Among the primary issues is whether the Canadian government sets artificially low stumpage prices on public land (95 percent of the land in question is public). Americans say yes, Canadians say they are merely more efficient at producing lumber. For five years until March 31, the two agreed to a treaty that held Canadian provinces to exporting 14.7 billion board feet of duty-free lumber to the United States, about 91 percent of the 1995 level. Export taxes would be applied after that. Canada didn’t like it, and found an ally in the U.S. construction market, which preferred the less expensive materials. The treaty lapsed with little chance of it being revived.

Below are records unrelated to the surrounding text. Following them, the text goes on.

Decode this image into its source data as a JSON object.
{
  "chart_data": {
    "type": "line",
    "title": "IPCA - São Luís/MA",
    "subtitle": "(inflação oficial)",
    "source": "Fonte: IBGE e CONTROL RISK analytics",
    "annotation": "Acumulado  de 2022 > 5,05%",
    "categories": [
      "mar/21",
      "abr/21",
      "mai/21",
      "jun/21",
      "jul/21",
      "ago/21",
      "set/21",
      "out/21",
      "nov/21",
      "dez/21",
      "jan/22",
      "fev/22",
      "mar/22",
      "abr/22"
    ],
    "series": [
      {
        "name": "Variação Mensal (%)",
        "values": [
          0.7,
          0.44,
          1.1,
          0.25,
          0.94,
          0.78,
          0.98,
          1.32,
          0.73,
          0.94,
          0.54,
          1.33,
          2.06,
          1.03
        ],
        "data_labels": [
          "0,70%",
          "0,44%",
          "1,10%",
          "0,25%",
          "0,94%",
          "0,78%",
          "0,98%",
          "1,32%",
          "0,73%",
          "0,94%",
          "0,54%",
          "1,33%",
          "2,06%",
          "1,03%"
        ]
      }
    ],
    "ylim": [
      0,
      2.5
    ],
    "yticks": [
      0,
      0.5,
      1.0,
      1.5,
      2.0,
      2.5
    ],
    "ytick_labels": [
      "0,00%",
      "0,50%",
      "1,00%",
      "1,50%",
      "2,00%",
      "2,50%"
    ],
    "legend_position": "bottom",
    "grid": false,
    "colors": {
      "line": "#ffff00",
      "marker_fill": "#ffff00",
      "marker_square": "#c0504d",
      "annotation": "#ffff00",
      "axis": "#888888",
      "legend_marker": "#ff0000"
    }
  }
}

The amount of noise made in lumber-producing states has kept and will keep Canada from immediately increasing exports. Meanwhile, Commerce has begun looking for actual damage to the U.S. lumber industry, evidence it can take to the trade commission to ask for relief. With the help of the WTO, some resolution certainly is possible.

Sen. Olympia Snowe, a leading advocate for reviewing Canadian subsidies, suggests that Commerce start with the steep drop in Canadian lumber prices beginning in April 2000. In addition, there are a few examples of arbitration panels ruling that Canada had missed the fairness point behind free trade – in 1998, when British Columbia set stumpage too low, and in ’99, when Canada tried to shift a substantial portion of its lumber to the tariff-free “builder’s joinery” designation by drilling one-inch holes toward each end of their two-by-four studs and claiming they were specialty products.

If there were an agreement to be had between the two nations, it would need to be only a temporary one. Canada could agree not to increase current exports until a decision by the trade commission is produced, and the United States could agree to abide by the decision and not return to a demand for countervailing duties should the decision favor Canada.